Washington Law Review


While there are, of course, many unusual and interesting questions relating to the law of automobiles and automobile actions, we all know that the majority of these cases are simply questions of facts. In the ordinary cases principles of law applicable to these facts are well understood, and yet occasionally we encounter a situation the solution of which under former presumably well-settled principles of negligence is not easy. It has been to meet these new and unusual situations which have resulted from the extensive use of automobiles that principles of law hitherto little known or little recognized have developed rapidly, and likewise entirely new principles of law and new doctrines and announcements have taken their place in the body of case law to meet situations and questions which have until recently not been presented.

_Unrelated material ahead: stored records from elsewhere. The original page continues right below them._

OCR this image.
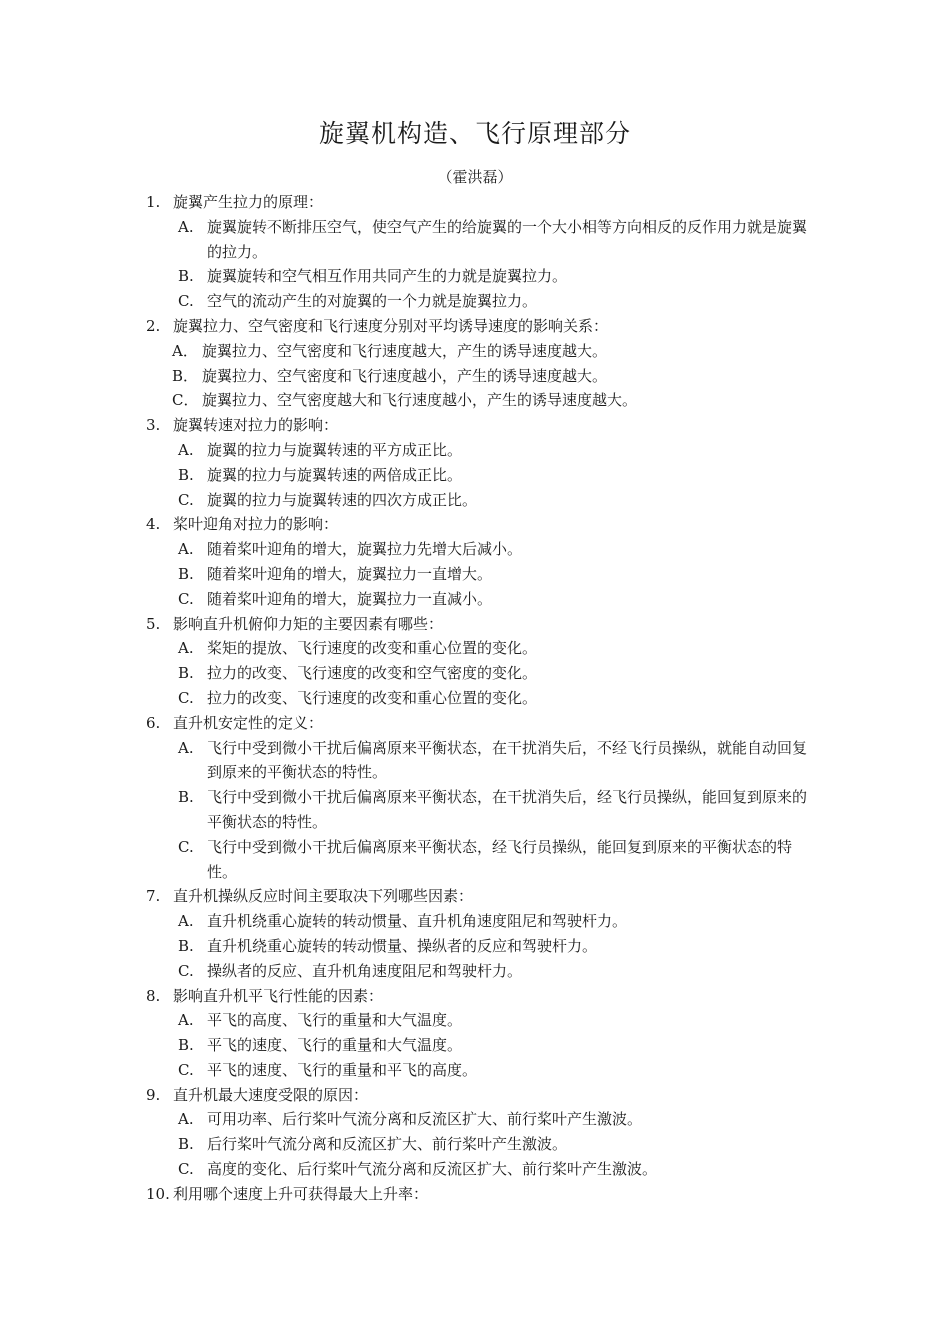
旋翼机构造、飞行原理部分
（霍洪磊）
1. 旋翼产生拉力的原理：
A. 旋翼旋转不断排压空气，使空气产生的给旋翼的一个大小相等方向相反的反作用力就是旋翼的拉力。
B. 旋翼旋转和空气相互作用共同产生的力就是旋翼拉力。
C. 空气的流动产生的对旋翼的一个力就是旋翼拉力。
2. 旋翼拉力、空气密度和飞行速度分别对平均诱导速度的影响关系：
A． 旋翼拉力、空气密度和飞行速度越大，产生的诱导速度越大。
B． 旋翼拉力、空气密度和飞行速度越小，产生的诱导速度越大。
C． 旋翼拉力、空气密度越大和飞行速度越小，产生的诱导速度越大。
3. 旋翼转速对拉力的影响：
A. 旋翼的拉力与旋翼转速的平方成正比。
B. 旋翼的拉力与旋翼转速的两倍成正比。
C. 旋翼的拉力与旋翼转速的四次方成正比。
4. 桨叶迎角对拉力的影响：
A. 随着桨叶迎角的增大，旋翼拉力先增大后减小。
B. 随着桨叶迎角的增大，旋翼拉力一直增大。
C. 随着桨叶迎角的增大，旋翼拉力一直减小。
5. 影响直升机俯仰力矩的主要因素有哪些：
A. 桨矩的提放、飞行速度的改变和重心位置的变化。
B. 拉力的改变、飞行速度的改变和空气密度的变化。
C. 拉力的改变、飞行速度的改变和重心位置的变化。
6. 直升机安定性的定义：
A. 飞行中受到微小干扰后偏离原来平衡状态，在干扰消失后，不经飞行员操纵，就能自动回复到原来的平衡状态的特性。
B. 飞行中受到微小干扰后偏离原来平衡状态，在干扰消失后，经飞行员操纵，能回复到原来的平衡状态的特性。
C. 飞行中受到微小干扰后偏离原来平衡状态，经飞行员操纵，能回复到原来的平衡状态的特性。
7. 直升机操纵反应时间主要取决下列哪些因素：
A. 直升机绕重心旋转的转动惯量、直升机角速度阻尼和驾驶杆力。
B. 直升机绕重心旋转的转动惯量、操纵者的反应和驾驶杆力。
C. 操纵者的反应、直升机角速度阻尼和驾驶杆力。
8. 影响直升机平飞行性能的因素：
A. 平飞的高度、飞行的重量和大气温度。
B. 平飞的速度、飞行的重量和大气温度。
C. 平飞的速度、飞行的重量和平飞的高度。
9. 直升机最大速度受限的原因：
A. 可用功率、后行桨叶气流分离和反流区扩大、前行桨叶产生激波。
B. 后行桨叶气流分离和反流区扩大、前行桨叶产生激波。
C. 高度的变化、后行桨叶气流分离和反流区扩大、前行桨叶产生激波。
10. 利用哪个速度上升可获得最大上升率：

A most interesting and important proposition of automobile law which has apparently not yet reached its natural growth and conclusion is the doctrine of Joint Adventure. This doctrine is of comparatively recent announcement in the courts of this state. Its close and very important relation to automobile liability insurance I will touch upon later. The doctrine in its essence as it has been announced by our Supreme Court simply means that where two persons are engaged in a joint enterprise and adventure in the use of an automobile, the negligence of one is imputable to the other, with the result that one occupant may not recover from a driver or owner and with the further result that in an action against a stranger to the enterprise by an occupant, the negligence of his driver is imputable to him.